Freitag, 16. Februar 2018

Held oder Monster?

Wer Geschichten nicht mag, in denen es extrem blutig, gewalttätig, skrupellos, unerbittlich, chaotisch, unmenschlich und auch glibberig zugeht oder gar Würmer und Spinnen eine Rolle spielen, sollte diese hier nicht lesen. Es sei denn, er lässt sich daneben von einem erstaunlichen Protagonisten, einem ungewöhnlichen Plot, Abenteuern, Tapferkeit, Courage, Opferbereitschaft, Furchtlosigkeit und Kameradschaft überzeugen. Dann steht einer Lektüre von „Der Fluch des Feuers“ von Mark de Jager nichts im Wege, da diese von all dem Genannten einiges bietet.

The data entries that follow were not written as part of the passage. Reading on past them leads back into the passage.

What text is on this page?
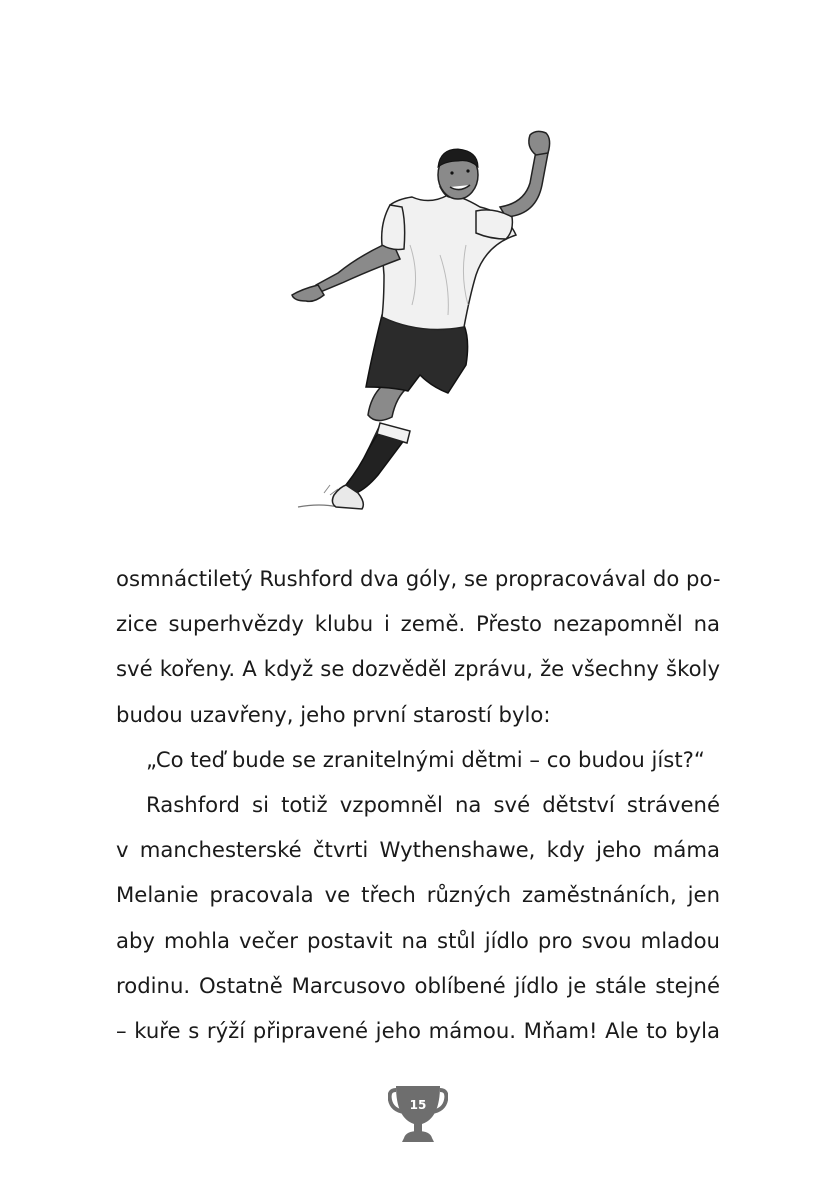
osmnáctiletý Rushford dva góly, se propracovával do po-
zice superhvězdy klubu i země. Přesto nezapomněl na
své kořeny. A když se dozvěděl zprávu, že všechny školy
budou uzavřeny, jeho první starostí bylo:
„Co teď bude se zranitelnými dětmi – co budou jíst?“
Rashford si totiž vzpomněl na své dětství strávené
v manchesterské čtvrti Wythenshawe, kdy jeho máma
Melanie pracovala ve třech různých zaměstnáních, jen
aby mohla večer postavit na stůl jídlo pro svou mladou
rodinu. Ostatně Marcusovo oblíbené jídlo je stále stejné
– kuře s rýží připravené jeho mámou. Mňam! Ale to byla
15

Zunächst einmal eine bemerkenswerte Hauptfigur: Stratus, der alles ist, nur kein strahlender Held. Vielmehr umgibt ihn etwas Dunkles, und damit ist nicht (nur) seine schwarze Hautfarbe gemeint. Ja, er könnte tatsächlich ein Monster sein. Stratus weiß es nicht. Er erwacht, mitten auf einem Feld in einer misslichen Situation, nämlich nackt und über sich lauernde Geier, und es scheint ihm gar nicht gut zu gehen. Aber zumindest drei Dinge sind ihm neben seinem Namen bewusst: Er lebt, er kann kein Mensch sein, und er versteht etwas von Magie. Alles andere liegt jenseits jedweder Erinnerungen in der Vergangenheit.

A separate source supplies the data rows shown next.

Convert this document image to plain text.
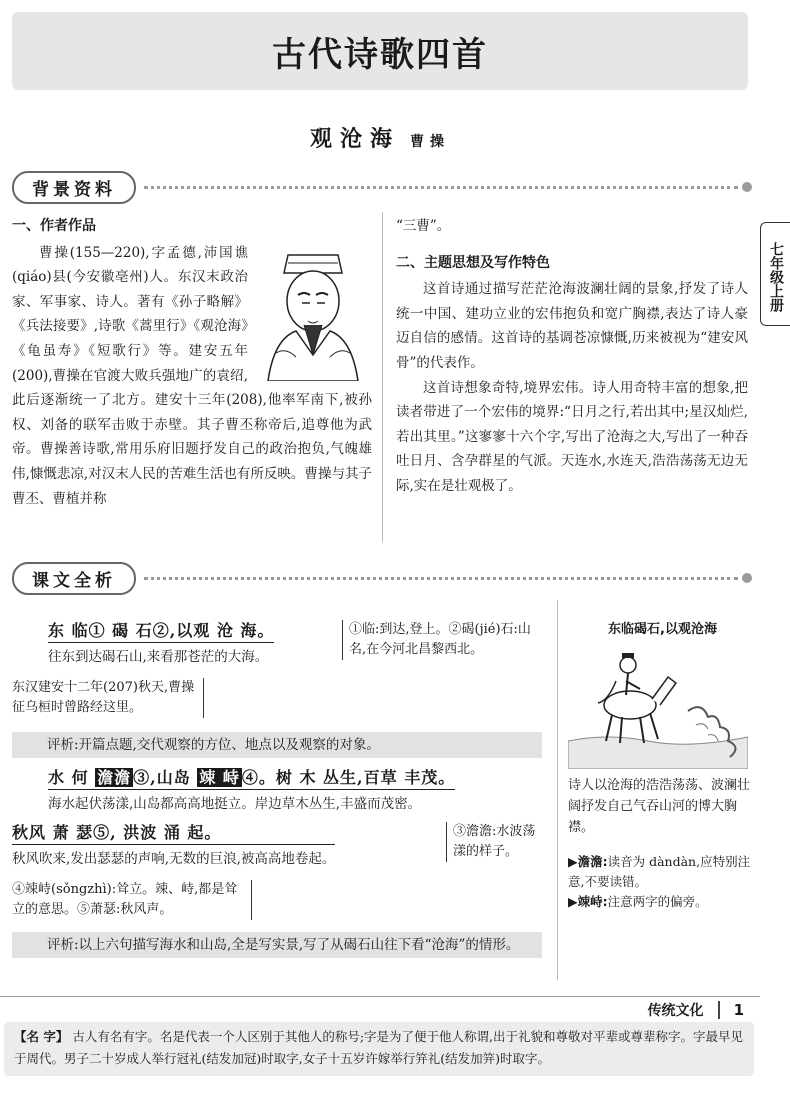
古代诗歌四首
观沧海 曹操
背景资料
七年级上册
一、作者作品

曹操(155—220),字孟德,沛国谯(qiáo)县(今安徽亳州)人。东汉末政治家、军事家、诗人。著有《孙子略解》《兵法接要》,诗歌《蒿里行》《观沧海》《龟虽寿》《短歌行》等。建安五年(200),曹操在官渡大败兵强地广的袁绍,此后逐渐统一了北方。建安十三年(208),他率军南下,被孙权、刘备的联军击败于赤壁。其子曹丕称帝后,追尊他为武帝。曹操善诗歌,常用乐府旧题抒发自己的政治抱负,气魄雄伟,慷慨悲凉,对汉末人民的苦难生活也有所反映。曹操与其子曹丕、曹植并称

“三曹”。
二、主题思想及写作特色

这首诗通过描写茫茫沧海波澜壮阔的景象,抒发了诗人统一中国、建功立业的宏伟抱负和宽广胸襟,表达了诗人豪迈自信的感情。这首诗的基调苍凉慷慨,历来被视为“建安风骨”的代表作。

这首诗想象奇特,境界宏伟。诗人用奇特丰富的想象,把读者带进了一个宏伟的境界:“日月之行,若出其中;星汉灿烂,若出其里。”这寥寥十六个字,写出了沧海之大,写出了一种吞吐日月、含孕群星的气派。天连水,水连天,浩浩荡荡无边无际,实在是壮观极了。

课文全析
东 临① 碣 石②,以观 沧 海。
往东到达碣石山,来看那苍茫的大海。
①临:到达,登上。②碣(jié)石:山名,在今河北昌黎西北。
东汉建安十二年(207)秋天,曹操征乌桓时曾路经这里。
评析:开篇点题,交代观察的方位、地点以及观察的对象。
水 何 澹澹 ③,山岛 竦 峙 ④。树 木 丛生,百草 丰茂。
海水起伏荡漾,山岛都高高地挺立。岸边草木丛生,丰盛而茂密。
秋风 萧 瑟⑤, 洪波 涌 起。
秋风吹来,发出瑟瑟的声响,无数的巨浪,被高高地卷起。
③澹澹:水波荡漾的样子。
④竦峙(sǒngzhì):耸立。竦、峙,都是耸立的意思。⑤萧瑟:秋风声。
评析:以上六句描写海水和山岛,全是写实景,写了从碣石山往下看“沧海”的情形。
东临碣石,以观沧海
诗人以沧海的浩浩荡荡、波澜壮阔抒发自己气吞山河的博大胸襟。
▶澹澹:读音为 dàndàn,应特别注意,不要读错。
▶竦峙:注意两字的偏旁。
传统文化	1
【名 字】 古人有名有字。名是代表一个人区别于其他人的称号;字是为了便于他人称谓,出于礼貌和尊敬对平辈或尊辈称字。字最早见于周代。男子二十岁成人举行冠礼(结发加冠)时取字,女子十五岁许嫁举行笄礼(结发加笄)时取字。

Damit nicht genug. Er bekommt nicht nur einmal Schwierigkeiten. Er wird ständig gejagt oder gerät in Gefangenschaft. Irgendwie gibt es immer wieder jemanden, der ihn verletzen will. Obwohl Stratus eine beeindruckende Erscheinung ist und körperlich von einschüchternder Größe. Zudem versteht er es mehr und mehr, sich hart zu verteidigen und Gegner mühelos zu bezwingen. Dabei fällt auf, dass sich Stratus nicht wie ein brutaler tumber Hauklotz durch die Handlung schlägt, sondern eine gewisse Schläue und Intelligenz an den Tag legt.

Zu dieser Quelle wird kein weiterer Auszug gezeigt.